TAMBRAUW-PAPUA BARAT (bharatanews): Sedikitnya 9 anak dan 5 ibu hamil meninggal akibat kekurangan gizi di 4 kampung di Distrik Kafou,Kabupaten Tambrauw, Papua Barat.  Sedikitnya tercatat ada 175 warga yang terdiri dari anak dan orang tua menderita hal serupa di wilayah tersebut.
Kondisi memprihatinkan itu baru diketahui setelah seorang ibu beserta anaknya, warga Kampung Jok Joker, menderita kekurangan gizi. Salah satu tokoh masyarakat dan pengurus gereja membawa mereka berobat ke Puskesmas Sausapor.

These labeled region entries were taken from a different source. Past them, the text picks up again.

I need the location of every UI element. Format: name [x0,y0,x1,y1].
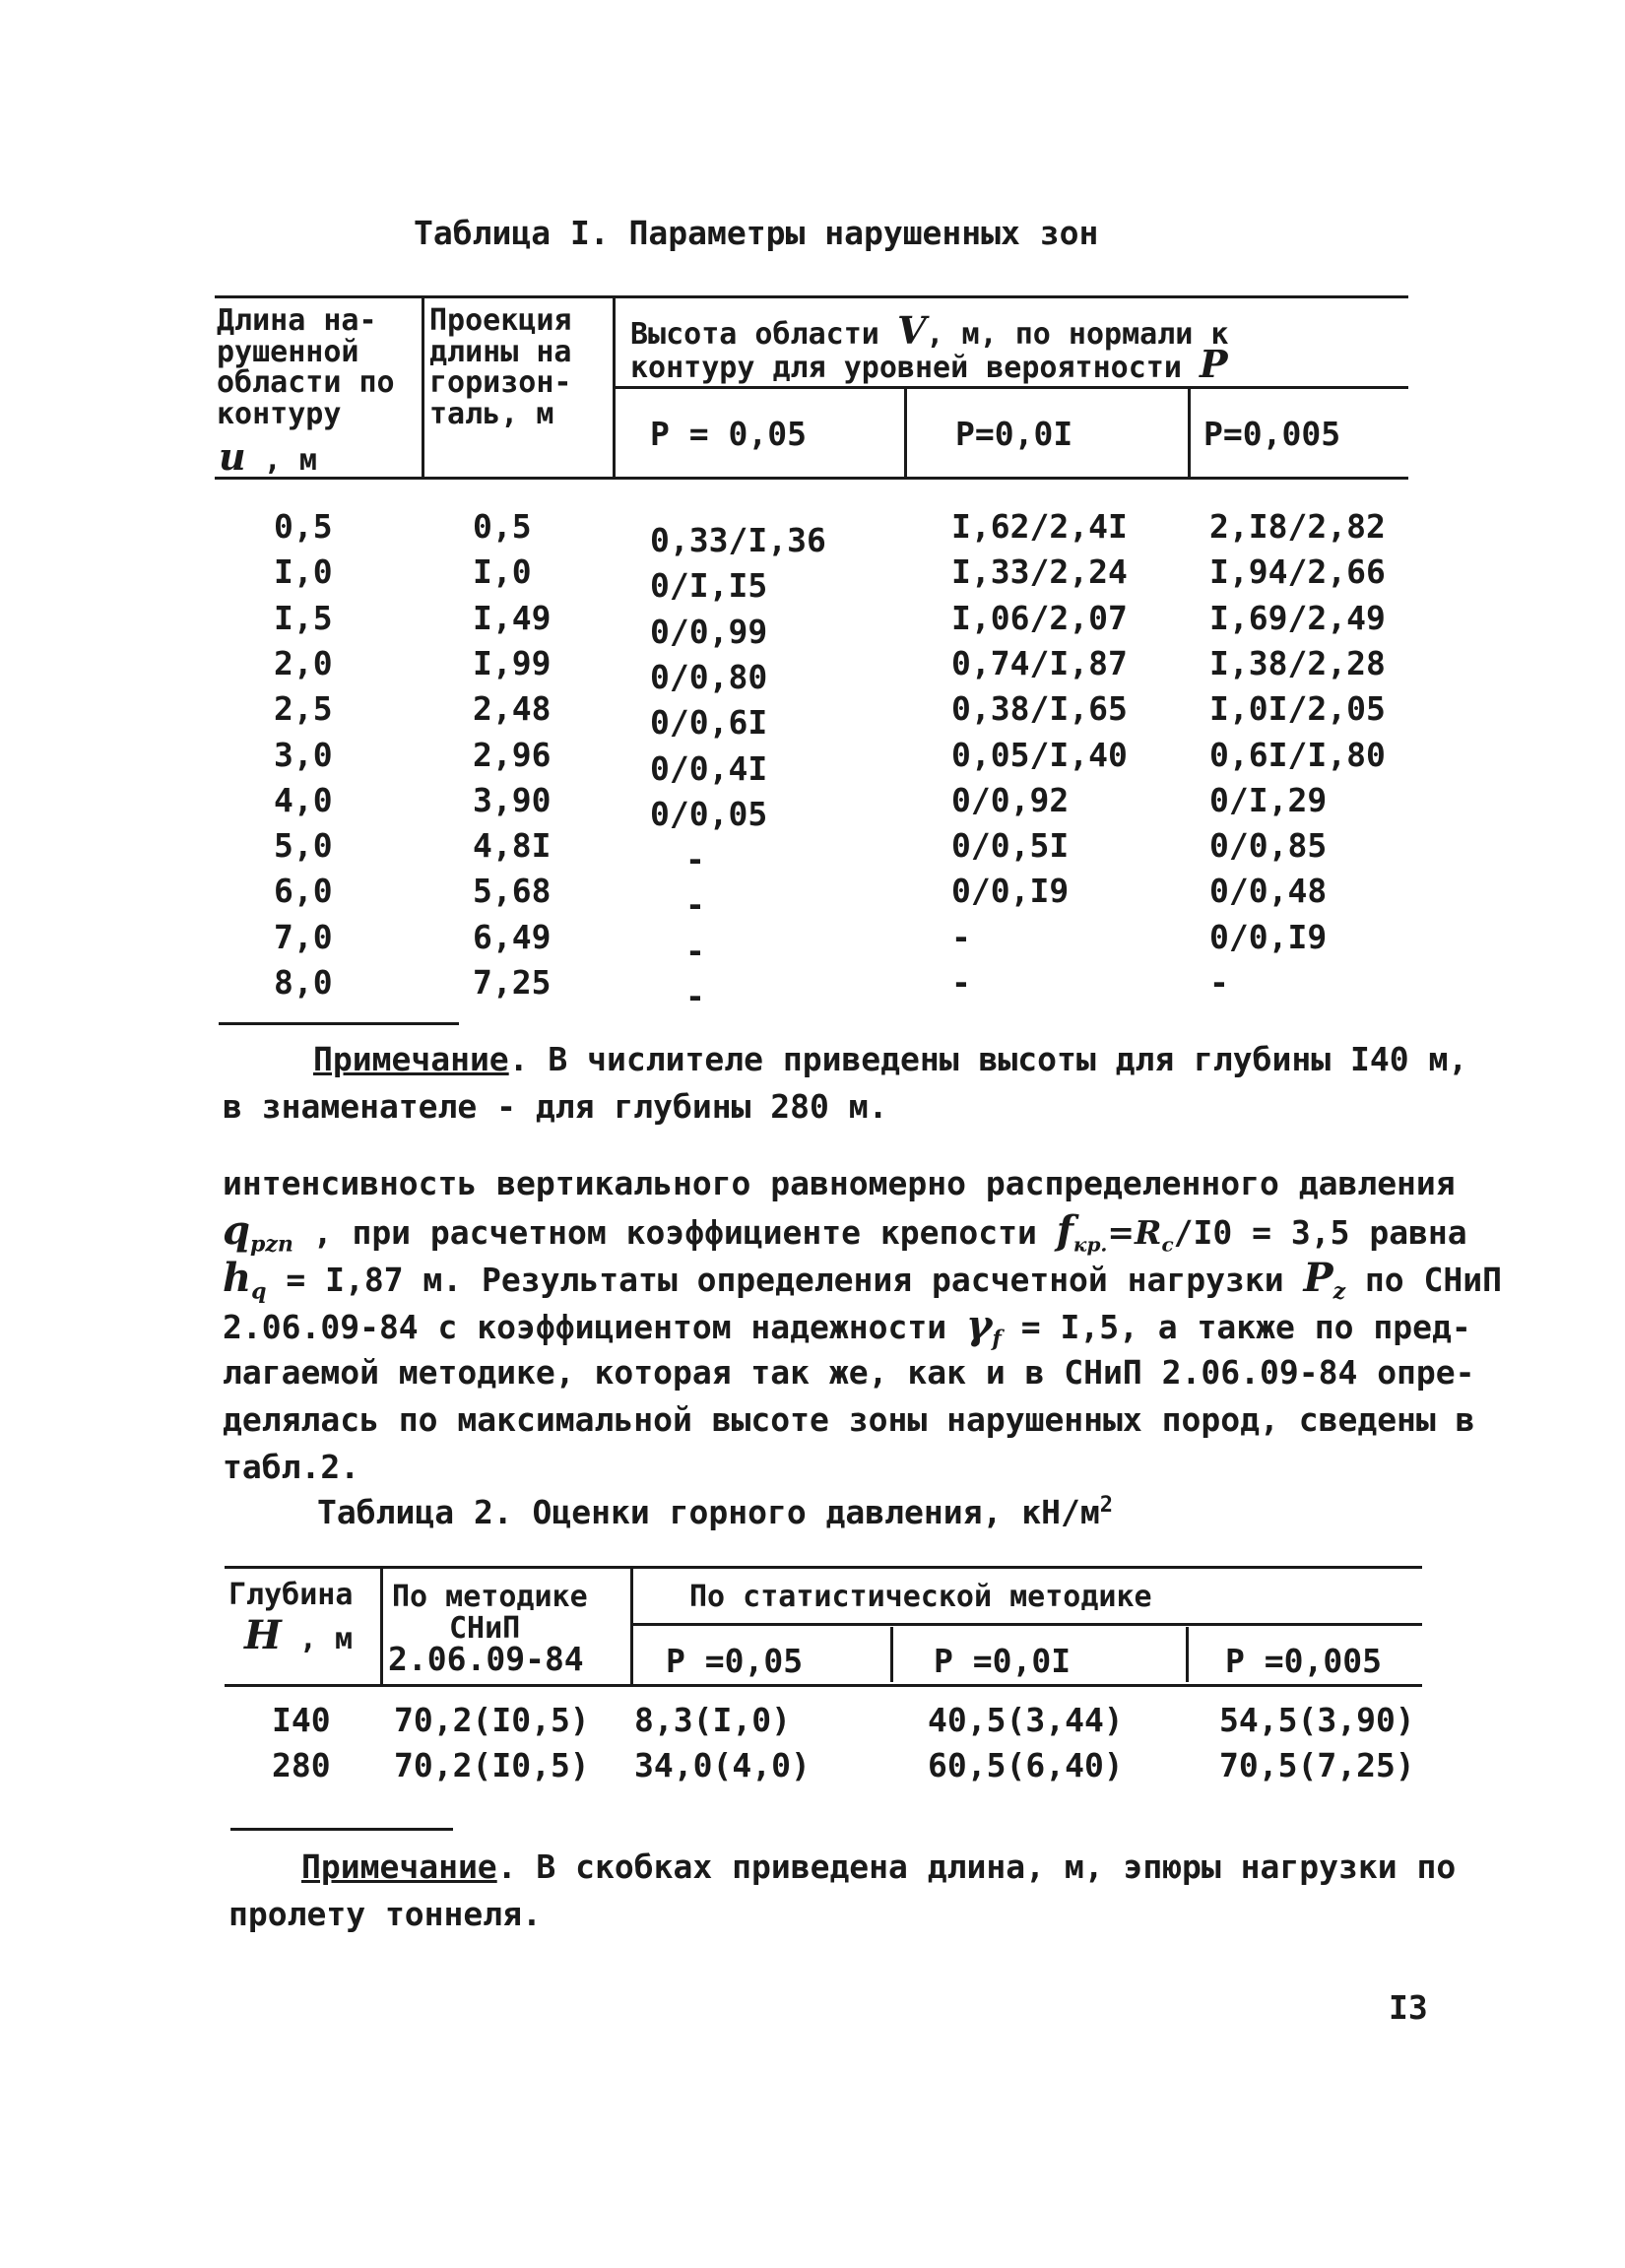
body-line-5: лагаемой методике, которая так же, как и в СНиП 2.06.09-84 опре- [223,1353,1475,1392]
table2-header-p2: P =0,0I [934,1642,1072,1680]
table1-cell: 0,6I/I,80 [1209,736,1386,774]
table1-cell: I,69/2,49 [1209,599,1386,637]
table1-col-divider-4 [1188,388,1191,477]
table1-header-bottom-rule [215,477,1408,480]
table1-cell: 0/0,I9 [1209,918,1328,956]
table1-header-length: Длина на-рушенной области по контуру [217,303,395,431]
symbol-q-sub: pzn [249,1231,293,1258]
table2-header-snip-2: СНиП [449,1611,521,1646]
table1-note-line1: . В числителе приведены высоты для глубины I40 м, [508,1040,1468,1078]
table2-header-group: По статистической методике [689,1580,1152,1614]
table1-cell: - [951,963,971,1002]
symbol-h: h [223,1255,252,1301]
symbol-q: q [223,1207,250,1254]
symbol-pz: P [1303,1255,1333,1301]
table1-group-text-b: , м, по нормали к [926,317,1229,352]
table2-cell: 280 [272,1746,331,1784]
table1-cell: 0/0,80 [650,658,768,696]
table1-cell: 7,0 [274,918,333,956]
table2-cell: 34,0(4,0) [634,1746,811,1784]
table2-note-line2: пролету тоннеля. [228,1895,542,1933]
table2-note-line1: . В скобках приведена длина, м, эпюры нагрузки по [496,1847,1457,1886]
body-line-7: табл.2. [223,1448,360,1486]
table2-header-snip-1: По методике [392,1580,588,1614]
table1-cell: I,62/2,4I [951,507,1128,546]
table1-cell: - [685,932,705,970]
table2-cell: I40 [272,1701,331,1739]
table1-cell: 0,74/I,87 [951,644,1128,682]
table1-cell: 0/0,I9 [951,872,1070,910]
table2-cell: 40,5(3,44) [928,1701,1124,1739]
table1-cell: 3,90 [473,781,552,819]
table2-cell: 8,3(I,0) [634,1701,791,1739]
table2-title-sup: 2 [1099,1493,1113,1518]
table2-note [301,1844,1456,1891]
table1-cell: 5,68 [473,872,552,910]
table1-cell: 0/0,5I [951,826,1070,865]
table2-header-p1: P =0,05 [666,1642,804,1680]
table1-header-group-line2 [630,342,1228,386]
table2-header-bottom-rule [225,1684,1422,1687]
table2-cell: 54,5(3,90) [1219,1701,1415,1739]
symbol-h-sub: q [251,1278,267,1305]
table2-cell: 70,5(7,25) [1219,1746,1415,1784]
table1-cell: 6,49 [473,918,552,956]
table1-group-symbol-p: P [1199,342,1228,386]
table1-cell: 2,5 [274,689,333,728]
table1-footnote-rule [219,1022,459,1025]
table1-header-projection: Проекция длины на горизон-таль, м [429,303,572,431]
symbol-rc: =R [1107,1213,1162,1252]
table1-group-text-a: Высота области [630,317,879,352]
table1-note [313,1036,1467,1083]
table1-cell: 4,8I [473,826,552,865]
table2-title [317,1493,1113,1531]
table1-cell: I,0I/2,05 [1209,689,1386,728]
table1-cell: 0/I,I5 [650,566,768,605]
table1-header-p2: P=0,0I [955,415,1073,453]
body-line-4-end: = I,5, а также по пред- [1001,1308,1471,1346]
table1-cell: I,5 [274,599,333,637]
table1-col-divider-3 [904,388,907,477]
table1-cell: I,99 [473,644,552,682]
table1-header-length-unit [219,434,317,479]
symbol-gamma-sub: f [992,1326,1002,1352]
body-line-6: делялась по максимальной высоте зоны нарушенных пород, сведены в [223,1400,1475,1439]
table2-header-depth-unit [244,1612,354,1658]
page-number: I3 [1389,1988,1428,2027]
table1-col-divider-1 [422,295,424,477]
table2-top-rule [225,1566,1422,1569]
table1-cell: 0/0,48 [1209,872,1328,910]
symbol-f: f [1056,1207,1073,1254]
table1-cell: 6,0 [274,872,333,910]
table1-cell: 2,48 [473,689,552,728]
table1-cell: 8,0 [274,963,333,1002]
table1-note-line2: в знаменателе - для глубины 280 м. [223,1087,888,1126]
table1-cell: - [951,918,971,956]
body-line-3-end: по СНиП [1345,1261,1503,1299]
table1-header-p1: P = 0,05 [650,415,807,453]
table2-col-divider-3 [890,1627,893,1682]
table2-col-divider-1 [380,1566,383,1684]
table1-cell: 0/0,4I [650,749,768,788]
table1-cell: 5,0 [274,826,333,865]
table2-cell: 70,2(I0,5) [394,1746,590,1784]
table1-cell: 0,33/I,36 [650,521,826,559]
table2-header-h-unit: , м [298,1622,354,1656]
table2-footnote-rule [230,1828,453,1831]
table1-note-label: Примечание [313,1040,509,1078]
table1-header-u-symbol: u [219,434,246,479]
body-line-2-text: , при расчетном коэффициенте крепости [292,1213,1057,1252]
table1-cell: 0/I,29 [1209,781,1328,819]
table1-cell: - [685,977,705,1015]
table1-title: Таблица I. Параметры нарушенных зон [414,214,1099,252]
table1-cell: I,0 [274,552,333,591]
table2-subheader-rule [630,1623,1422,1626]
table1-cell: 2,I8/2,82 [1209,507,1386,546]
symbol-gamma: γ [965,1302,993,1348]
table1-cell: 0/0,85 [1209,826,1328,865]
table1-top-rule [215,295,1408,298]
table2-header-snip-3: 2.06.09-84 [388,1640,584,1678]
table2-title-text: Таблица 2. Оценки горного давления, кН/м [317,1493,1100,1531]
table1-cell: 7,25 [473,963,552,1002]
body-line-3-text: = I,87 м. Результаты определения расчетной нагрузки [266,1261,1304,1299]
table1-cell: 0/0,05 [650,795,768,833]
table1-col-divider-2 [613,295,616,477]
table1-group-symbol-v: V [896,308,927,353]
table2-header-p3: P =0,005 [1225,1642,1382,1680]
body-line-4-text: 2.06.09-84 с коэффициентом надежности [223,1308,966,1346]
table2-col-divider-2 [630,1566,633,1684]
table1-cell: - [1209,963,1229,1002]
symbol-rc-sub: c [1161,1232,1174,1257]
table1-subheader-rule [613,386,1408,389]
table1-cell: I,0 [473,552,532,591]
table1-cell: 3,0 [274,736,333,774]
table1-cell: I,33/2,24 [951,552,1128,591]
table1-cell: 0,5 [473,507,532,546]
table1-cell: 0/0,99 [650,613,768,651]
table2-header-h-symbol: H [244,1612,282,1658]
table1-header-u-unit: , м [263,443,317,478]
table1-cell: I,49 [473,599,552,637]
table1-cell: 4,0 [274,781,333,819]
table1-cell: 2,0 [274,644,333,682]
symbol-pz-sub: z [1332,1278,1346,1305]
table1-header-p3: P=0,005 [1203,415,1341,453]
table1-group-text-c: контуру для уровней вероятности [630,351,1182,385]
table1-cell: 0,05/I,40 [951,736,1128,774]
table1-cell: I,38/2,28 [1209,644,1386,682]
table2-col-divider-4 [1186,1627,1189,1682]
table2-cell: 60,5(6,40) [928,1746,1124,1784]
symbol-f-sub: кр. [1072,1232,1108,1257]
table1-cell: 2,96 [473,736,552,774]
body-line-1: интенсивность вертикального равномерно распределенного давления [223,1164,1456,1202]
table1-cell: 0,38/I,65 [951,689,1128,728]
table2-note-label: Примечание [301,1847,497,1886]
table1-cell: 0/0,6I [650,703,768,742]
body-line-2-end: /I0 = 3,5 равна [1173,1213,1467,1252]
table1-cell: 0/0,92 [951,781,1070,819]
table2-header-depth: Глубина [228,1578,354,1612]
table2-cell: 70,2(I0,5) [394,1701,590,1739]
table1-cell: - [685,840,705,878]
table1-cell: I,06/2,07 [951,599,1128,637]
table1-cell: 0,5 [274,507,333,546]
table1-cell: I,94/2,66 [1209,552,1386,591]
table1-cell: - [685,885,705,924]
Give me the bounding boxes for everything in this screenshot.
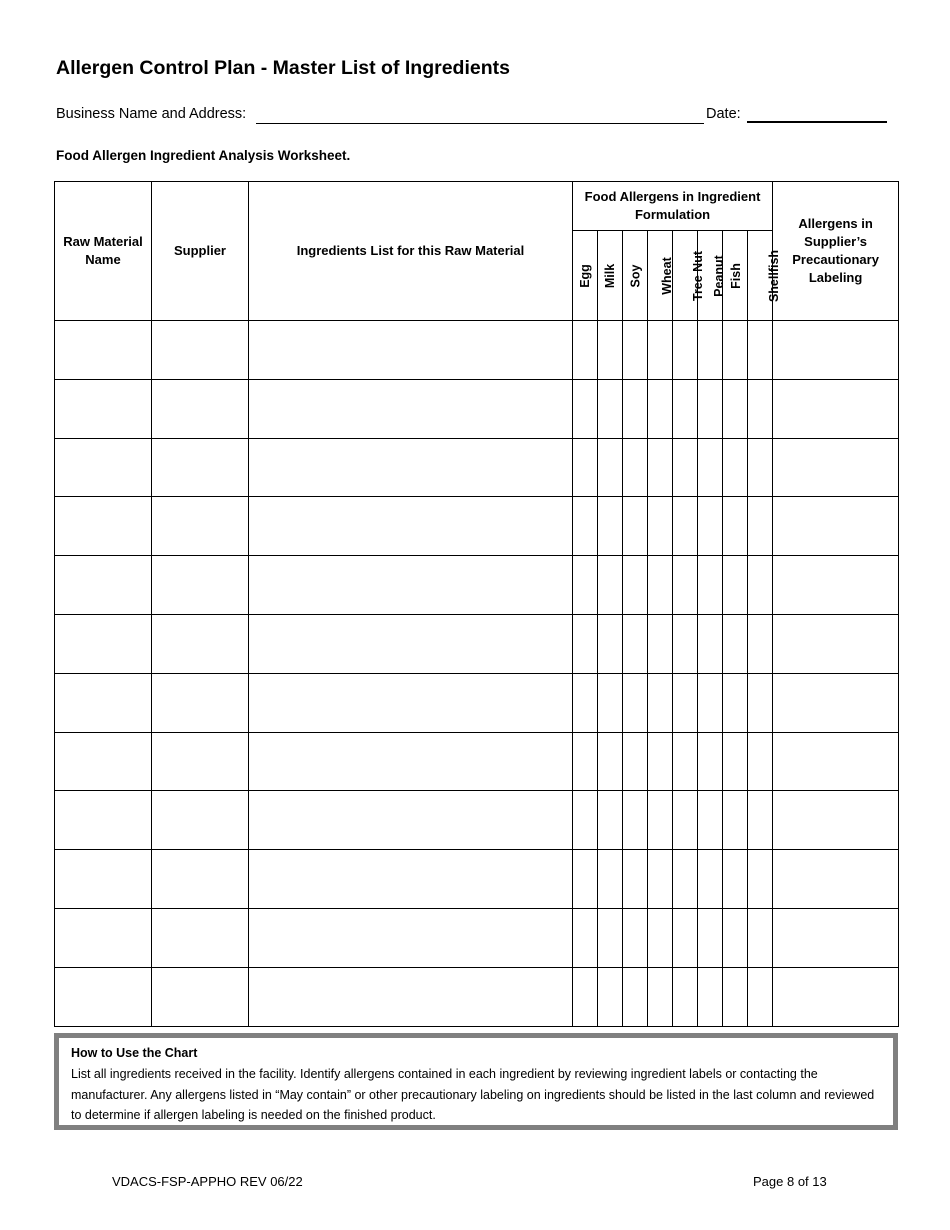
table-cell[interactable] (573, 497, 598, 556)
table-cell[interactable] (152, 438, 249, 497)
date-label: Date: (706, 106, 741, 122)
date-field[interactable] (747, 121, 887, 123)
table-cell[interactable] (623, 908, 648, 967)
table-cell[interactable] (573, 850, 598, 909)
table-cell[interactable] (748, 673, 773, 732)
table-cell[interactable] (623, 379, 648, 438)
table-cell[interactable] (673, 791, 698, 850)
header-raw-material: Raw Material Name (55, 182, 152, 321)
table-cell[interactable] (598, 321, 623, 380)
table-cell[interactable] (773, 438, 899, 497)
table-cell[interactable] (648, 908, 673, 967)
table-cell[interactable] (598, 556, 623, 615)
worksheet-subtitle: Food Allergen Ingredient Analysis Worksheet. (56, 148, 351, 163)
allergen-label: Tree Nut (691, 250, 706, 301)
table-cell[interactable] (152, 967, 249, 1026)
page-number: Page 8 of 13 (753, 1174, 827, 1189)
table-cell[interactable] (573, 908, 598, 967)
table-cell[interactable] (773, 732, 899, 791)
table-cell[interactable] (623, 321, 648, 380)
table-cell[interactable] (598, 614, 623, 673)
table-cell[interactable] (648, 732, 673, 791)
table-cell[interactable] (648, 850, 673, 909)
table-cell[interactable] (249, 556, 573, 615)
table-cell[interactable] (723, 497, 748, 556)
header-allergen-shellfish (748, 231, 782, 321)
help-text: List all ingredients received in the facility. Identify allergens contained in each ingredient by reviewing ingredient labels or contacting the manufacturer. Any allergens listed in “May contain” or other precautionary labeling on ingredients should be listed in the last column and reviewed to determine if allergen labeling is needed on the finished product. (71, 1067, 875, 1122)
table-cell[interactable] (648, 321, 673, 380)
table-cell[interactable] (723, 673, 748, 732)
header-precautionary: Allergens in Supplier’s Precautionary Labeling (773, 182, 899, 321)
allergen-label: Shellfish (767, 249, 782, 302)
table-cell[interactable] (748, 908, 773, 967)
table-cell[interactable] (152, 908, 249, 967)
table-row (55, 908, 899, 967)
header-allergen-tree-nut (673, 231, 706, 321)
header-allergen-fish (723, 231, 748, 321)
table-cell[interactable] (573, 673, 598, 732)
table-cell[interactable] (673, 967, 698, 1026)
table-row (55, 321, 899, 380)
table-cell[interactable] (598, 908, 623, 967)
table-cell[interactable] (673, 379, 698, 438)
table-row (55, 497, 899, 556)
table-cell[interactable] (673, 673, 698, 732)
table-cell[interactable] (773, 673, 899, 732)
table-cell[interactable] (698, 497, 723, 556)
table-cell[interactable] (573, 614, 598, 673)
table-cell[interactable] (573, 556, 598, 615)
table-cell[interactable] (698, 556, 723, 615)
table-cell[interactable] (673, 438, 698, 497)
table-cell[interactable] (698, 791, 723, 850)
table-cell[interactable] (55, 556, 152, 615)
table-cell[interactable] (152, 497, 249, 556)
table-cell[interactable] (723, 556, 748, 615)
table-cell[interactable] (55, 791, 152, 850)
table-cell[interactable] (55, 379, 152, 438)
ingredient-worksheet-table (54, 181, 899, 1027)
table-cell[interactable] (598, 732, 623, 791)
table-cell[interactable] (698, 967, 723, 1026)
header-allergen-wheat (648, 231, 673, 321)
table-cell[interactable] (748, 791, 773, 850)
table-cell[interactable] (773, 967, 899, 1026)
table-cell[interactable] (648, 556, 673, 615)
table-cell[interactable] (573, 732, 598, 791)
table-cell[interactable] (55, 732, 152, 791)
table-cell[interactable] (152, 791, 249, 850)
table-cell[interactable] (748, 967, 773, 1026)
table-cell[interactable] (648, 791, 673, 850)
table-cell[interactable] (249, 673, 573, 732)
table-cell[interactable] (723, 438, 748, 497)
table-cell[interactable] (698, 850, 723, 909)
table-cell[interactable] (249, 791, 573, 850)
table-cell[interactable] (152, 321, 249, 380)
table-cell[interactable] (573, 791, 598, 850)
table-cell[interactable] (773, 908, 899, 967)
table-cell[interactable] (623, 791, 648, 850)
table-cell[interactable] (748, 497, 773, 556)
table-cell[interactable] (623, 850, 648, 909)
table-cell[interactable] (698, 908, 723, 967)
table-cell[interactable] (648, 379, 673, 438)
table-cell[interactable] (723, 791, 748, 850)
table-cell[interactable] (598, 379, 623, 438)
table-cell[interactable] (573, 438, 598, 497)
table-row (55, 791, 899, 850)
table-cell[interactable] (249, 438, 573, 497)
help-title: How to Use the Chart (71, 1046, 198, 1060)
table-cell[interactable] (723, 732, 748, 791)
table-cell[interactable] (55, 321, 152, 380)
table-cell[interactable] (698, 379, 723, 438)
table-cell[interactable] (55, 497, 152, 556)
table-cell[interactable] (249, 497, 573, 556)
table-cell[interactable] (598, 497, 623, 556)
table-cell[interactable] (748, 732, 773, 791)
header-supplier: Supplier (152, 182, 249, 321)
table-cell[interactable] (249, 614, 573, 673)
table-cell[interactable] (623, 967, 648, 1026)
table-cell[interactable] (673, 850, 698, 909)
table-cell[interactable] (698, 673, 723, 732)
table-cell[interactable] (648, 497, 673, 556)
table-cell[interactable] (698, 732, 723, 791)
table-cell[interactable] (573, 967, 598, 1026)
table-cell[interactable] (152, 732, 249, 791)
table-cell[interactable] (648, 673, 673, 732)
table-cell[interactable] (723, 614, 748, 673)
table-cell[interactable] (573, 379, 598, 438)
table-cell[interactable] (673, 908, 698, 967)
allergen-label: Soy (628, 264, 642, 287)
allergen-label: Fish (728, 262, 743, 289)
table-row (55, 379, 899, 438)
how-to-use-box (54, 1033, 898, 1130)
table-cell[interactable] (673, 556, 698, 615)
table-cell[interactable] (598, 967, 623, 1026)
table-cell[interactable] (698, 614, 723, 673)
table-cell[interactable] (773, 497, 899, 556)
table-cell[interactable] (55, 614, 152, 673)
allergen-label: Egg (577, 263, 592, 288)
allergen-label: Peanut (711, 254, 726, 297)
header-allergen-milk (598, 231, 623, 321)
table-row (55, 438, 899, 497)
table-cell[interactable] (152, 556, 249, 615)
table-cell[interactable] (249, 321, 573, 380)
table-cell[interactable] (598, 850, 623, 909)
allergen-label: Wheat (659, 256, 674, 295)
table-cell[interactable] (773, 321, 899, 380)
table-cell[interactable] (55, 967, 152, 1026)
table-cell[interactable] (55, 850, 152, 909)
table-row (55, 556, 899, 615)
table-cell[interactable] (648, 614, 673, 673)
business-name-field[interactable] (256, 123, 704, 124)
table-cell[interactable] (723, 321, 748, 380)
table-cell[interactable] (623, 614, 648, 673)
table-cell[interactable] (249, 850, 573, 909)
table-cell[interactable] (748, 614, 773, 673)
table-cell[interactable] (773, 791, 899, 850)
table-cell[interactable] (723, 850, 748, 909)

Selain kekurangan gizi, sejumlah warga berada di 4 kampung tersebut juga ditenggarai menderita penyakit kulit serta malaria tropika. salah satu anak dirawat di puskesmas itu karena komplikasi gejala malaria.
Kepala Dinas Sosial Kabupaten Tambrauw, Maklon Mainolo, mengatakan, dinas sosial dan kesejahteraan rakyat, serta dinas kesehatan Kabupaten Tambraw sudah mengirim bantuan berupa makanan  dan obat obatan kepada warga setempat guna mengatasi kasus kekurangan gizi buruk dan penyakit malaria.
“Kami juga menurunkan sejumlah tenaga medis dengan menggunakan helikopter. Saat ini tercatat ada 9 anak meninggal akibat kekurangan gizi, sementara 175 warga lainnya masih dalam penanganan tenaga medis,” katanya, kemarin.
Menurut dia, kejadian itu baru diketahui setelah salah satu warga melaporkan peristiwa kematian 9 anak dan 5 ibu hamil akibat kekurangan gizi. Yang disesali, pihaknya mencatat bahwa seluruh tenaga medis di wilayah itu sudah tidak ada di tempat. Padahal, sejauh ini, pemerintah Kabupaten Tambrauw masih belum menariknya.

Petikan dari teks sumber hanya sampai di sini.